Department of Electrical Engineering, UCLA, 405 Hilgard Ave., Los Angeles, CA 90095.
Developing quantitative models of speech perception in noise is important for providing insights into our cognitive abilities and into the perceptual mechanisms of the hearing impaired. People suffering from hearing loss often have the greatest difficulty understanding speech in noisy environments. Quantitative models describing why healthy hearing manages so well in noisy environments are imperative to the design of hearing-aids that would begin to recover the noise robustness lost with hearing impairment.

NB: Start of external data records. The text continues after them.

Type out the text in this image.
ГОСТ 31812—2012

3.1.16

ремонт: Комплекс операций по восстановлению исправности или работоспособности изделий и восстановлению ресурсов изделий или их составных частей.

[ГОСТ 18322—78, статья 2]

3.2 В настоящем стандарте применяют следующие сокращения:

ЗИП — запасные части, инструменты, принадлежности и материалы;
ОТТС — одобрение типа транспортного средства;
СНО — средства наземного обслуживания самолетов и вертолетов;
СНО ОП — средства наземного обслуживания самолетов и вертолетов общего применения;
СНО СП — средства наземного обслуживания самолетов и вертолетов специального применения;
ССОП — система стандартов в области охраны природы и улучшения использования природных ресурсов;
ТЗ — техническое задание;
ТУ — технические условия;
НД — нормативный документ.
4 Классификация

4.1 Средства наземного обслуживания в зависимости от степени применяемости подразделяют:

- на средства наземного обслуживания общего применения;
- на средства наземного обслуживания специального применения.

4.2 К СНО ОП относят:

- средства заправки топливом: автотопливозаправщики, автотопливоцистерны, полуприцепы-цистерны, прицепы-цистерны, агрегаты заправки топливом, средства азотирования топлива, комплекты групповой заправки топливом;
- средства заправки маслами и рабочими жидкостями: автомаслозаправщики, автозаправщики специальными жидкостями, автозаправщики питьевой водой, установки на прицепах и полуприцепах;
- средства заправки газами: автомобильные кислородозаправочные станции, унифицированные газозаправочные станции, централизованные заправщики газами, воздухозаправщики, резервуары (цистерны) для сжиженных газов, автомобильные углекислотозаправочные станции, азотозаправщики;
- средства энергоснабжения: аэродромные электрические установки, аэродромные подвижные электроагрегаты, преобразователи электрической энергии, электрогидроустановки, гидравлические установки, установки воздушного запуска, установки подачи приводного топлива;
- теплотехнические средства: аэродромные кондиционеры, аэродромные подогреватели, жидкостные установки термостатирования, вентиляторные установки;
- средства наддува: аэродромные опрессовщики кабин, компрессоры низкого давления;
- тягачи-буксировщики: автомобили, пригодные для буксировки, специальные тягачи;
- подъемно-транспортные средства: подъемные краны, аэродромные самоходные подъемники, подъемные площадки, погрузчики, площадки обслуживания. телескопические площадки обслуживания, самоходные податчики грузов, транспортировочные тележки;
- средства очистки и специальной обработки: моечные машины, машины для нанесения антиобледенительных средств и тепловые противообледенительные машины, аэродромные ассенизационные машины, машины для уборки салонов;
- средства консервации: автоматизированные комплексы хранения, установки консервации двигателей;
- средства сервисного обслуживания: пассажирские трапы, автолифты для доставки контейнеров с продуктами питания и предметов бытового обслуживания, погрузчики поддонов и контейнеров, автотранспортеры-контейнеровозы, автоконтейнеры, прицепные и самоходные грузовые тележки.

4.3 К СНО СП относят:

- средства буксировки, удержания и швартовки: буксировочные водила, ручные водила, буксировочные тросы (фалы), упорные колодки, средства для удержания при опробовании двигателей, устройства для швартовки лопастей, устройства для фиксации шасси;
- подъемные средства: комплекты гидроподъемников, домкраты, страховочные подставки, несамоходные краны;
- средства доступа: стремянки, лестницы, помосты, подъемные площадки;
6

The study will also be useful in the development of robust automatic speech recognition and coding algorithms. Currently, the performance of such systems deteriorates significantly at signal-to-noise ratios high enough for humans to hear and understand perfectly.
Work progresses on two fronts: [1] developing fully-parameterized models which predict human perception in noisy environments, and [2] incorporating these models into automatic speech recognition systems and speech coders, to improve the systems' performance in noise.
B. Strope and A. Alwan, ``A First-Order Model of Dynamic Auditory Perception,'' Proc. NIH Hearing Aid Research and Development Workshop, September 1995.
B. Strope,``A Model of Dynamic Auditory Perception and its Application to Robust Speech Recognition,'' M.S. thesis, Department of Electrical Engineering, UCLA, June 1995.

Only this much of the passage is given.